We hope this addresses the reviewer’s concerns. We note that in Table 1, all studies included are CGA/GAM.

Reviewer 2 Report

Comments and Suggestions for Authors

now paper is better, I recommend to perform a systematic research of studies to include in table 1, explain the target goal and inclusion-exclusion criteria, this is important to avoid the risk of not include important studies

Author Response

Thank you for the suggestion.
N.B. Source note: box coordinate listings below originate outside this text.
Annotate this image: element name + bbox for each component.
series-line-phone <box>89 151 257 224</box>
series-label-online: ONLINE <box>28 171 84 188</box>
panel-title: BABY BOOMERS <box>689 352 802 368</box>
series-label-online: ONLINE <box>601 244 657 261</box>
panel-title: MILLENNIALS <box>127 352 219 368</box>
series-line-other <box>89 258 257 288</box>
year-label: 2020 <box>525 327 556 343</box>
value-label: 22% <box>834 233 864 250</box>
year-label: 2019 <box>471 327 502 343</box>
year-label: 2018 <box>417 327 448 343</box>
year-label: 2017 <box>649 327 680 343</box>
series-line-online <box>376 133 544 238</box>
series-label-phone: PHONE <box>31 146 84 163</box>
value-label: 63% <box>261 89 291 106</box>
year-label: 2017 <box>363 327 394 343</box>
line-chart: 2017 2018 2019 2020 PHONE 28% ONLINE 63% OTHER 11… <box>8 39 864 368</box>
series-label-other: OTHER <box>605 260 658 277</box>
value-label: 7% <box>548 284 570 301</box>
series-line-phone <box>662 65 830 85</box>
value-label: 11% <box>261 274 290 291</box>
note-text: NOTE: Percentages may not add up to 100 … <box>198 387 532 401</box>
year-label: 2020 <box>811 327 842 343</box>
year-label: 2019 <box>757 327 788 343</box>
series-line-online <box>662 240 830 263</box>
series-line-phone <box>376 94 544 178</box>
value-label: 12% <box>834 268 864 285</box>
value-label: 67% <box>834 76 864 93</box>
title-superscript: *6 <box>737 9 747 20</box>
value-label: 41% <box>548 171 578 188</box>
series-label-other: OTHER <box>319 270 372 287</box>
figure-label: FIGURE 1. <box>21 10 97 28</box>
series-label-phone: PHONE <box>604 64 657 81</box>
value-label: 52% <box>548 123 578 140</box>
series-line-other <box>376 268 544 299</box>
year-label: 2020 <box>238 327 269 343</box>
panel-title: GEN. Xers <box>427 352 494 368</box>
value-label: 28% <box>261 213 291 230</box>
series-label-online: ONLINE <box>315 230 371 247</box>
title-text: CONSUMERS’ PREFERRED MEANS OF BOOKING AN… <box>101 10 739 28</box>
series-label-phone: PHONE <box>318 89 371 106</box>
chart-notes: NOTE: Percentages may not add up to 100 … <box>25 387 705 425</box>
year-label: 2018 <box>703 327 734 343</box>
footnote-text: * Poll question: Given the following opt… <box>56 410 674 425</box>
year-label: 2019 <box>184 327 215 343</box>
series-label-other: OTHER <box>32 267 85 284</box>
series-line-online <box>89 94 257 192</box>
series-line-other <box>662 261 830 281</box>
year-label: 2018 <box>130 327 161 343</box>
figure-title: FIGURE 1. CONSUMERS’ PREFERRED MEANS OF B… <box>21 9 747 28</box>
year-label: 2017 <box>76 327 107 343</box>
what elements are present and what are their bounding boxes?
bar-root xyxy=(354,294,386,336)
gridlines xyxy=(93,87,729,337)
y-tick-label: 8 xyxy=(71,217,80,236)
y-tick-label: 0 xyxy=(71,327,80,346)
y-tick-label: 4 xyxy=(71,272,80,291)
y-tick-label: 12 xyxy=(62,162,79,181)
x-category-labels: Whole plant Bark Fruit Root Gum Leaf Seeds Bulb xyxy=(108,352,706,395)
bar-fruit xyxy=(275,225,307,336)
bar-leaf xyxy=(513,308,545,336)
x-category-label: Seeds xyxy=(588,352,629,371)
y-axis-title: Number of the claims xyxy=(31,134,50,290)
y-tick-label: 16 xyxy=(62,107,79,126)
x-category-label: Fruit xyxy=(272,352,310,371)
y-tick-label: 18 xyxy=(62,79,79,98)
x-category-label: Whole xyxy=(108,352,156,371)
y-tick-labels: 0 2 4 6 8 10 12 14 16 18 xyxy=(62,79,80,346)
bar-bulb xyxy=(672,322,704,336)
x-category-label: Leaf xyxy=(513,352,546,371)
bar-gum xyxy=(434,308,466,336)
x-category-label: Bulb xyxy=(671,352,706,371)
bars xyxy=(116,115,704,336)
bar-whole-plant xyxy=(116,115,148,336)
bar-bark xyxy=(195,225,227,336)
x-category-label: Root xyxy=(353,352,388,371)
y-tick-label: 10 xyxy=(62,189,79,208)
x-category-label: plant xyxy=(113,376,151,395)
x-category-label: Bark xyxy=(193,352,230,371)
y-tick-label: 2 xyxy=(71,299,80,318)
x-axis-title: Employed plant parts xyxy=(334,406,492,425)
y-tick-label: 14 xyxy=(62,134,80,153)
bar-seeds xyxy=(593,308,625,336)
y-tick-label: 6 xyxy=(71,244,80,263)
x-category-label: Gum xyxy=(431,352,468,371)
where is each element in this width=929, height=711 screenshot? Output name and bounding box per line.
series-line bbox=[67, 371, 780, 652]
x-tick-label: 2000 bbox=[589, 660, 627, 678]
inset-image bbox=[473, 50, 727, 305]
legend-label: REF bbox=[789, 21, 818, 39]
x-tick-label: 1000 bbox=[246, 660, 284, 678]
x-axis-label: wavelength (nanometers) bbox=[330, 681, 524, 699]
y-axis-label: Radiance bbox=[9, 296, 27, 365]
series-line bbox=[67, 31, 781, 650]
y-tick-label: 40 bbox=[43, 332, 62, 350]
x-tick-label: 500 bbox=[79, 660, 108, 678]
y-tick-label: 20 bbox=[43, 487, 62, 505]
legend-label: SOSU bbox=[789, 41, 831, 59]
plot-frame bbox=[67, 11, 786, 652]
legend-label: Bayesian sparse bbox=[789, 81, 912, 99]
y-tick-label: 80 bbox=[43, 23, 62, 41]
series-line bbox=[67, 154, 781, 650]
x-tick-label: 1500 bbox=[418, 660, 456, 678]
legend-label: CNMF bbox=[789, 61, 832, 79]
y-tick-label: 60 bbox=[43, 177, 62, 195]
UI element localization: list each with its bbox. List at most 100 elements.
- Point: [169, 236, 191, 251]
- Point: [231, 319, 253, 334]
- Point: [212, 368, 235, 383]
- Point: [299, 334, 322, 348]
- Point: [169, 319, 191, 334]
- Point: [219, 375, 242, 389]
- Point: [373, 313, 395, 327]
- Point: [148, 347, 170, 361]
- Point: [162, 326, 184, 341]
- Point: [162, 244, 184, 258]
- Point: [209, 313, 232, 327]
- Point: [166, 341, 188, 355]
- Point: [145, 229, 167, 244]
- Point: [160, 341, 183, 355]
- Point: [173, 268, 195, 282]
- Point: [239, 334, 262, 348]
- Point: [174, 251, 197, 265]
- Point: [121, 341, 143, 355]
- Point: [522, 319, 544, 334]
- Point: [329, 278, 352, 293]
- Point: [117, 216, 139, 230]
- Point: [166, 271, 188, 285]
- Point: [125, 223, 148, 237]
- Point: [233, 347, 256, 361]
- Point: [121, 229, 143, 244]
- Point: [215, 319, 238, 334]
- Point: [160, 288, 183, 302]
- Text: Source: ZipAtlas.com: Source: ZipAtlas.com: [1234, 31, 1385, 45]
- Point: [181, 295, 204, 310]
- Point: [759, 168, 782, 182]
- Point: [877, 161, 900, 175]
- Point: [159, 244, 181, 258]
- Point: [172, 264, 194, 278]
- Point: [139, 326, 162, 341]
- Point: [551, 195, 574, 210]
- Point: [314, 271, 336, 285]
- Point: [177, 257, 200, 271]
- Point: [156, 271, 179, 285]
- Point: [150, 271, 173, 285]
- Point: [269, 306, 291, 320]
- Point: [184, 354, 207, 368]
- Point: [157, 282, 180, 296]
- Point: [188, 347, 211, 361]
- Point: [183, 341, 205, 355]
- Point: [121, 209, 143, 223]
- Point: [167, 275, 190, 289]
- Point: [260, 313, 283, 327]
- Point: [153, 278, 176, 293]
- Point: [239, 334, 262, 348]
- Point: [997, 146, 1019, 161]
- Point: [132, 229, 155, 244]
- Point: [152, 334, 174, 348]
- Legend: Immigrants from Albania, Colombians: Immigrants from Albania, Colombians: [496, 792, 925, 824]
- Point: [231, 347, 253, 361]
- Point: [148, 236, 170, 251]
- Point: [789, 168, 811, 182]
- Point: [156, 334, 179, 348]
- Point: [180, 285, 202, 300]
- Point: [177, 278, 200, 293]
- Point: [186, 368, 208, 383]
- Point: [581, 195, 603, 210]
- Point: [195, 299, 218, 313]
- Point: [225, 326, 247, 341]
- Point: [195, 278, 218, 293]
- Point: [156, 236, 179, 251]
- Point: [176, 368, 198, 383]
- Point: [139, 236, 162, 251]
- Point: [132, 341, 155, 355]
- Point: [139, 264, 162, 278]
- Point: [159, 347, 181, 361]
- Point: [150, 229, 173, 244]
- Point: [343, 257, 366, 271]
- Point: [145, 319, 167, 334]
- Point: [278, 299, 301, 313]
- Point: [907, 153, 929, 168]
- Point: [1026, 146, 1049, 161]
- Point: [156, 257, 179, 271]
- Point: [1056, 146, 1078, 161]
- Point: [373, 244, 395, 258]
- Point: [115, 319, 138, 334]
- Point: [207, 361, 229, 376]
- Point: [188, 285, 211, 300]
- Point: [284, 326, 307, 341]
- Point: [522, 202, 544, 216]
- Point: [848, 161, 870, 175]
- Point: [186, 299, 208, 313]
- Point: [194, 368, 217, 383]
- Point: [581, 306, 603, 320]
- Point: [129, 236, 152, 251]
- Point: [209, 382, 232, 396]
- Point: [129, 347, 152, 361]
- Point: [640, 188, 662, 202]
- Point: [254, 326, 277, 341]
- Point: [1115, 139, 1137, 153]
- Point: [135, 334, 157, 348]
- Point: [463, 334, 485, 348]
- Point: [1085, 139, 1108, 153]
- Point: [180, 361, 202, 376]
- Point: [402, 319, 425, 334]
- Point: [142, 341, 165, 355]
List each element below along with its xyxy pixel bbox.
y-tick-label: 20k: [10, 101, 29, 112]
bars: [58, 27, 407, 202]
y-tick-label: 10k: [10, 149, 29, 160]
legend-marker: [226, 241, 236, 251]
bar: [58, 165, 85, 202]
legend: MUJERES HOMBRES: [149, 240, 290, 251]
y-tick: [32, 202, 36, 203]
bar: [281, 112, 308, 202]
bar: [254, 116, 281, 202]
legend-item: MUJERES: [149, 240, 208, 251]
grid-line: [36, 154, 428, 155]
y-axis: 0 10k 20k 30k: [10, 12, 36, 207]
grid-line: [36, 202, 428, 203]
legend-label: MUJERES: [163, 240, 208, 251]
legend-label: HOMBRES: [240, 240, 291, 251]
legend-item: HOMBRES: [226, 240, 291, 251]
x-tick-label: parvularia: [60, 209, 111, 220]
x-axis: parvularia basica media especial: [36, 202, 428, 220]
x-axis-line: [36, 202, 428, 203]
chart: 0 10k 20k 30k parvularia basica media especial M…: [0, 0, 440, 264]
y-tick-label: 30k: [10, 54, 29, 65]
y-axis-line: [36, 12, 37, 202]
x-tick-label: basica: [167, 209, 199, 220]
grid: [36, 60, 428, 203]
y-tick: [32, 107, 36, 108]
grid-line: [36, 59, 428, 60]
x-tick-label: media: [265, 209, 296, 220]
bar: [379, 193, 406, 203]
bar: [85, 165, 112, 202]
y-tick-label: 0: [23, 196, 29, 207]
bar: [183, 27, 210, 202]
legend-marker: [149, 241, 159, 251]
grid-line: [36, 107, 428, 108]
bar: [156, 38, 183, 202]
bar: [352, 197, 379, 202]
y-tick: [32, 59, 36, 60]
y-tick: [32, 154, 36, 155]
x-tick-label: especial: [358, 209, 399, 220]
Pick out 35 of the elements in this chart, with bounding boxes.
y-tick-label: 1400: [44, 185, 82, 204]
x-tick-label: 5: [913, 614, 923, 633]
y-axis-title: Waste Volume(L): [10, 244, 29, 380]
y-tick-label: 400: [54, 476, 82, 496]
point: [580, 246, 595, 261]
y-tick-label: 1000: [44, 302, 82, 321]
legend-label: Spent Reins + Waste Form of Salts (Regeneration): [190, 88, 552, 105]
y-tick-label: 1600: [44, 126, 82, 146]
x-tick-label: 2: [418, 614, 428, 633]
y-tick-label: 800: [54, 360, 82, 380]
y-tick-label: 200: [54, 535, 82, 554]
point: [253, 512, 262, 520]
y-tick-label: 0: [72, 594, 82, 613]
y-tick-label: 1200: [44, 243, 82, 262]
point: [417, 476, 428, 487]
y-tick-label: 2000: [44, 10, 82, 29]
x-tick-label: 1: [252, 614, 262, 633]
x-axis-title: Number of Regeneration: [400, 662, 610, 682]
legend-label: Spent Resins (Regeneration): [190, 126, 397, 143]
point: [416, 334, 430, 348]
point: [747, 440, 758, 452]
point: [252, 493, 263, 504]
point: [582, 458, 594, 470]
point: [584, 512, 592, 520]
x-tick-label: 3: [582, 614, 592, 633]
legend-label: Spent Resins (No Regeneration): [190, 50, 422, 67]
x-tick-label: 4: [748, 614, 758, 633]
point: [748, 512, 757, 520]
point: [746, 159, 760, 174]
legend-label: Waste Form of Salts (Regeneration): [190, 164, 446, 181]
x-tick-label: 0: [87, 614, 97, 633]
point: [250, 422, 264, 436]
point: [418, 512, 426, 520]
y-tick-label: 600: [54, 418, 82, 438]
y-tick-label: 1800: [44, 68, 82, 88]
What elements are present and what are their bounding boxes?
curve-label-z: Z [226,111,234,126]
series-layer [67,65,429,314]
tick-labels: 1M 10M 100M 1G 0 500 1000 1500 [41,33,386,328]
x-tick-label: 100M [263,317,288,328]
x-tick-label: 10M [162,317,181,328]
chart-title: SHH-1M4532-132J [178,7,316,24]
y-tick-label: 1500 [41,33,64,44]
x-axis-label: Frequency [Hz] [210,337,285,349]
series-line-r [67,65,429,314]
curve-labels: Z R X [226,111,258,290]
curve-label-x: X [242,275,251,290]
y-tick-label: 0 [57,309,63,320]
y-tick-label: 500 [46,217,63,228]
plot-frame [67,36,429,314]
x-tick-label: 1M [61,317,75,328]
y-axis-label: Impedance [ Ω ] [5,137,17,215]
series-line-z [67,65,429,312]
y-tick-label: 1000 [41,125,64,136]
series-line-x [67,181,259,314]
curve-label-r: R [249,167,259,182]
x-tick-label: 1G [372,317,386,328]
As you know, systematic reviews are rigorous with set methodology and criteria to conduct (including a PRISMA checklist as you suggested previously). This was not the intent of the paper and would be challenging to do in the time requested for a response. For this reason we did refer to other systematic reviews in case the reader is interested in learning more.

 

I am thus wondering if the reviewer is asking for some information about how the studies we put into Table 1 were chosen? Essentially we reviewed the ASCO guidelines and the systematic reviews and correlated them. We also only included randomized studies compared to usual oncologic care with outcomes of interest (related to oncologic outcomes).

 

Is this what the reviewer is looking for? The reviewer has been very thoughtful and we wish to address this the best we can but doing a systematic review within a call to action paper is not possible and beyond the purview of the paper (which is really more focused on the Canadian landscape of geriatric oncology, rather than geriatric assessment itself).

Round 3

Reviewer 2 Report

Comments and Suggestions for Authors

well paper is now better, I suggest add a table to evaluatre the quality o your selected papers

Author Response

Please see revision with addition of Table 2, as per line 148 and lines 185-189.